New details are coming out about the two former US Navy SEALs who lost their lives in Libya last week.
They were not and never were a part of the ambassador’s security team, but were working on other issues.
They did, however, take up arms when the ambassador became separated from his security detail and engaged attackers in an hours-long firefight before being killed.
Just as we’d expect of the best America has to offer.
As for the current administration’s “smart” diplomacy and its handling of this foreign policy fiasco, we’ll reserve comment.
God bless America and our servicemen!
The two former Navy SEALs killed in last week’s attack on the U.S. consulate in Benghazi were not part of Ambassador Chris Stevens’ official security detail but took up arms in an effort to protect the facility when it was overrun by insurgents, U.S. officials tell the Washington Guardian.
The two former SEALS, Tyrone Woods, 41, and Glen Doherty, 42, were not employed by the State Department diplomatic security office and instead were what is known as personal service contractors who had other duties related to security, the officials said.

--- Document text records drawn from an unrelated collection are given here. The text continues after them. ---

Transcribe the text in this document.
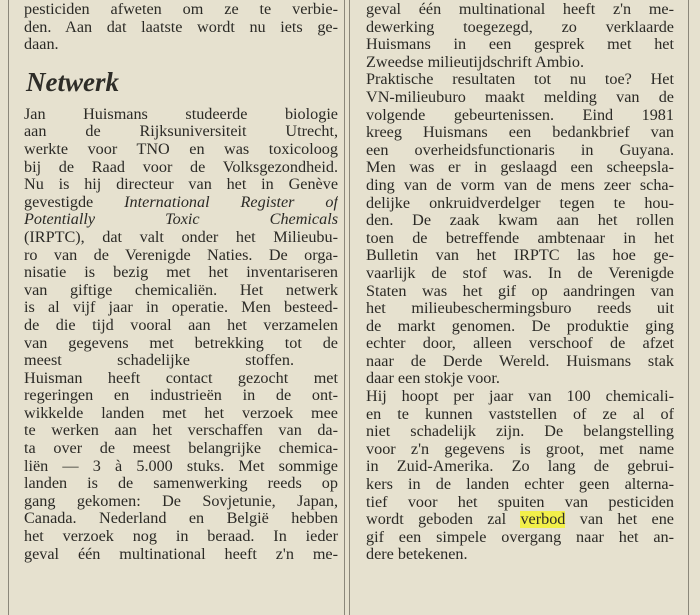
pesticiden afweten om ze te verbie-
den. Aan dat laatste wordt nu iets ge-
daan.
Netwerk
Jan Huismans studeerde biologie
aan de Rijksuniversiteit Utrecht,
werkte voor TNO en was toxicoloog
bij de Raad voor de Volksgezondheid.
Nu is hij directeur van het in Genève
gevestigde International Register of
Potentially Toxic Chemicals
(IRPTC), dat valt onder het Milieubu-
ro van de Verenigde Naties. De orga-
nisatie is bezig met het inventariseren
van giftige chemicaliën. Het netwerk
is al vijf jaar in operatie. Men besteed-
de die tijd vooral aan het verzamelen
van gegevens met betrekking tot de
meest schadelijke stoffen.
Huisman heeft contact gezocht met
regeringen en industrieën in de ont-
wikkelde landen met het verzoek mee
te werken aan het verschaffen van da-
ta over de meest belangrijke chemica-
liën — 3 à 5.000 stuks. Met sommige
landen is de samenwerking reeds op
gang gekomen: De Sovjetunie, Japan,
Canada. Nederland en België hebben
het verzoek nog in beraad. In ieder
geval één multinational heeft z'n me-
geval één multinational heeft z'n me-
dewerking toegezegd, zo verklaarde
Huismans in een gesprek met het
Zweedse milieutijdschrift Ambio.
Praktische resultaten tot nu toe? Het
VN-milieuburo maakt melding van de
volgende gebeurtenissen. Eind 1981
kreeg Huismans een bedankbrief van
een overheidsfunctionaris in Guyana.
Men was er in geslaagd een scheepsla-
ding van de vorm van de mens zeer scha-
delijke onkruidverdelger tegen te hou-
den. De zaak kwam aan het rollen
toen de betreffende ambtenaar in het
Bulletin van het IRPTC las hoe ge-
vaarlijk de stof was. In de Verenigde
Staten was het gif op aandringen van
het milieubeschermingsburo reeds uit
de markt genomen. De produktie ging
echter door, alleen verschoof de afzet
naar de Derde Wereld. Huismans stak
daar een stokje voor.
Hij hoopt per jaar van 100 chemicali-
en te kunnen vaststellen of ze al of
niet schadelijk zijn. De belangstelling
voor z'n gegevens is groot, met name
in Zuid-Amerika. Zo lang de gebrui-
kers in de landen echter geen alterna-
tief voor het spuiten van pesticiden
wordt geboden zal verbod van het ene
gif een simpele overgang naar het an-
dere betekenen.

They stepped into action, however, when Stevens became separated from the small security detail normally assigned to protect him when he traveled from the more fortified embassy in Tripoli to Benghazi, the officials said.
The two ex-Seals and others engaged in a lengthy firefight with the extremists who attacked the compound, a fight that stretched from the inner area of the consulate to an outside annex and a nearby safe house — a location that the insurgents appeared to know about, the officials said.
The officials provided the information to the Washington Guardian, saying they feared the Obama administration’s scant description of the episode left a misimpression that the two ex-Navy SEALs might have been responsible for the ambassador’s personal safety or become separated from him.
“Woods and Doherty weren’t part of the detail, nor were they personally responsible for the ambassador’s security, but they stepped into the breach when the attacks occurred and their actions saved others lives — and they shouldn’t be lumped in with the security detail,” one senior official said, speaking only on condition of anonymity because he wasn’t authorized to speak publicly about the State Department.